Saat ini, telah terdapat lima golongan obat antiretroviral, yakni Nucleoside Reverse Transcriptase Inhibitor (NRTI), Nucleotide Reverse Transcriptase Inhibitor (NtRTI), Non-Nucleoside Reverse Transcriptase Inhibitor (NNRTI), Protease Inhibitor (PI), dan Viral Entry Inhibitor.3 Dua pilihan untuk terapi inisial yang paling sering digunakan ialah dua macam obat NRTI (biasanya salah satu ialah lamivudin) dikombinasikan dengan satu macam obat PI atau dua macam obat NRTI dikombinasikan dengan satu macam obat NNRTI.
Keputusan untuk memulai terapi HIV harus mempertimbangkan risiko dan keuntungan mengingat HIV merupakan infeksi kronis dan eradikasi infeksi HIV secara lengkap bisa jadi tidak mungkin dengan regimen HAART yang ada sekarang.
Saat ini hal yang rasional dilakukan adalah memulai terapi antiretroviral pada: (1) seseorang dengan sindrom infeksi akut HIV, (2) pasien dengan stadium penyakit simptomatik, (3) pasien yang masih dalam stadium asimptomatik dengan jumlah CD4+ <500/µl atau RNA HIV >20.000 kopi/ml.

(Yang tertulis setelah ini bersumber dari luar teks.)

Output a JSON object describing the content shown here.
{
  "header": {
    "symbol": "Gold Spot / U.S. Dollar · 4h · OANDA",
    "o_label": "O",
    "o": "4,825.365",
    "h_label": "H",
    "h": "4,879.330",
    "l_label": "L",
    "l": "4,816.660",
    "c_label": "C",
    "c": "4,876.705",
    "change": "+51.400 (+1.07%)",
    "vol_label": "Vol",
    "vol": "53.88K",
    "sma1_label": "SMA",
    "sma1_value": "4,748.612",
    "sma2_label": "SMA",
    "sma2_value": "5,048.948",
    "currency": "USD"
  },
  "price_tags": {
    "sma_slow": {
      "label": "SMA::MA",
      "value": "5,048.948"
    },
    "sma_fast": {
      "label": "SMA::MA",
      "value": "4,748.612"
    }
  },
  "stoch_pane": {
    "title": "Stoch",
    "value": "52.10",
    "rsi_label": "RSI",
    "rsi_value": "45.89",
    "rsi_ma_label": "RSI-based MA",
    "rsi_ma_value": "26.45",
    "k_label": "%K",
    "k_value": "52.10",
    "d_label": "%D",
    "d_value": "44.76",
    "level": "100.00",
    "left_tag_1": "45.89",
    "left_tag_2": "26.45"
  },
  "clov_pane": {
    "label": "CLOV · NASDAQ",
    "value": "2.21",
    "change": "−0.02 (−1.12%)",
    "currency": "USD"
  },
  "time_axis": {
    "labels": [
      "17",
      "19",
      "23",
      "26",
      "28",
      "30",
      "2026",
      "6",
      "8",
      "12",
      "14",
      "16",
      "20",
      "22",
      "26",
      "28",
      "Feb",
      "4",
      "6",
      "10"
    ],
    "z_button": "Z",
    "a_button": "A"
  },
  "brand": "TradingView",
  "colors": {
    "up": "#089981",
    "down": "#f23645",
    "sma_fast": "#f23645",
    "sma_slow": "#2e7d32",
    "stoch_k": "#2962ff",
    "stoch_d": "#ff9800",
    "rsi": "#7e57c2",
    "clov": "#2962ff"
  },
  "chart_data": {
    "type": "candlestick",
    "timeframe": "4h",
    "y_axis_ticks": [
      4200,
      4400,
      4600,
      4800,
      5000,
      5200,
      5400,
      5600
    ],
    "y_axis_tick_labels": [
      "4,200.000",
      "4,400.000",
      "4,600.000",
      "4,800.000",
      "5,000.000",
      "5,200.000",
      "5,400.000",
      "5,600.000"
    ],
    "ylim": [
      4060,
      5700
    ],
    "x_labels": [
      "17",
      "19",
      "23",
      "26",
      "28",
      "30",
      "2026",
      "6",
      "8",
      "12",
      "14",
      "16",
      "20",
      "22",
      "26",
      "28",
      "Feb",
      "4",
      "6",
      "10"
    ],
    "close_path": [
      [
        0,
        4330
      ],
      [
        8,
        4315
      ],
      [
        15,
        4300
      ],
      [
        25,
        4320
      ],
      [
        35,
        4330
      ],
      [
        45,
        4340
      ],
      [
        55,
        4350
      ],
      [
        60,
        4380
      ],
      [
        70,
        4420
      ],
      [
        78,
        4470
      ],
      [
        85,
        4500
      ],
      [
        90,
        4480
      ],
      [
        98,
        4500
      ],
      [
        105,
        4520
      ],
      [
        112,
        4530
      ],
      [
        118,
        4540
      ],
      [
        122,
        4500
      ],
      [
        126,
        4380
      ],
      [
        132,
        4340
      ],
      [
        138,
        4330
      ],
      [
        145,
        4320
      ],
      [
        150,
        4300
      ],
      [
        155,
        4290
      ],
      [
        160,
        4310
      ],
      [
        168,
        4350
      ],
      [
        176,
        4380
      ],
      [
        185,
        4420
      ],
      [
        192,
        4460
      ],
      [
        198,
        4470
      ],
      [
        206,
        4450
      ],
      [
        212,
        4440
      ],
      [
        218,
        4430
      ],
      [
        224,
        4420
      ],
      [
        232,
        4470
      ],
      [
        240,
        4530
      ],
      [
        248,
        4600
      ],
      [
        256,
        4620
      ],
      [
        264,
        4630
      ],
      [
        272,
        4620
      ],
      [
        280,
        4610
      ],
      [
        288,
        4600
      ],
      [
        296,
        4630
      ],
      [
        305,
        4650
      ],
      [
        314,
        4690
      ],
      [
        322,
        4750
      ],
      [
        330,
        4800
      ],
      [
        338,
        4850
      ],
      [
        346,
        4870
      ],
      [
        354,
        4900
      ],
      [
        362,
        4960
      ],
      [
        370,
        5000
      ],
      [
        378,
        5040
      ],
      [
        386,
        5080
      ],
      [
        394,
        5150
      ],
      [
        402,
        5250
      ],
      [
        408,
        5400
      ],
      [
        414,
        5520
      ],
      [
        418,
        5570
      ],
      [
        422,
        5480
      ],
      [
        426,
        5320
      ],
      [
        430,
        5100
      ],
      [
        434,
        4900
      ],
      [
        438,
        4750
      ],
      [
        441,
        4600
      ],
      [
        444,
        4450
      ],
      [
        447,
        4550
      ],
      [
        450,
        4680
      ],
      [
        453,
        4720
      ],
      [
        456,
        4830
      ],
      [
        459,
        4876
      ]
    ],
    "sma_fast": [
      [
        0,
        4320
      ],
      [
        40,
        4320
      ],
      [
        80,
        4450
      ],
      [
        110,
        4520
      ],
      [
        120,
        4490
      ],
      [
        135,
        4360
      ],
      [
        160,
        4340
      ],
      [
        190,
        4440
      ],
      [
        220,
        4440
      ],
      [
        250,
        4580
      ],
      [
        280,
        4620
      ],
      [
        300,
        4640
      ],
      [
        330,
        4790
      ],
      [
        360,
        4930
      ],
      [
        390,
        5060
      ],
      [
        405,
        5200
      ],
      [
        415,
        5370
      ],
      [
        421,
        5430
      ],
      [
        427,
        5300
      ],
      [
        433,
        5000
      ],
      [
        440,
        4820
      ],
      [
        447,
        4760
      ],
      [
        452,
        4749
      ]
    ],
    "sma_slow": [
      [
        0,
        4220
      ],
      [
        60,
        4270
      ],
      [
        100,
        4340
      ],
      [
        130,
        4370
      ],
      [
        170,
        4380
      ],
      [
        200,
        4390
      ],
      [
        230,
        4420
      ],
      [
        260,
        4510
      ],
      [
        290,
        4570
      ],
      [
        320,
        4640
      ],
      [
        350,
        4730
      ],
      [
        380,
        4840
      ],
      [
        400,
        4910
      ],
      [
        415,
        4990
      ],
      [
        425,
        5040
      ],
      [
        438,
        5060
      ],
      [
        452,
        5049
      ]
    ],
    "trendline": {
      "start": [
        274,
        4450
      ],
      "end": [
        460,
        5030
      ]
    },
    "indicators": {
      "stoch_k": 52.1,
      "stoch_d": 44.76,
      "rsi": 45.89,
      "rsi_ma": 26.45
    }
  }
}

Kriteria nomor 3 masih menjadi kontroversi; di negara-negara berkembang, sebagian besar pasien asimptomatik baru memulai terapi setelah jumlah CD4+ <200/µl. Sebagai tambahan, pemberian terapi selama 4 minggu kepada individu belum terinfeksi yang baru mengalami risiko tinggi terpajan HIV dapat pula diterapkan.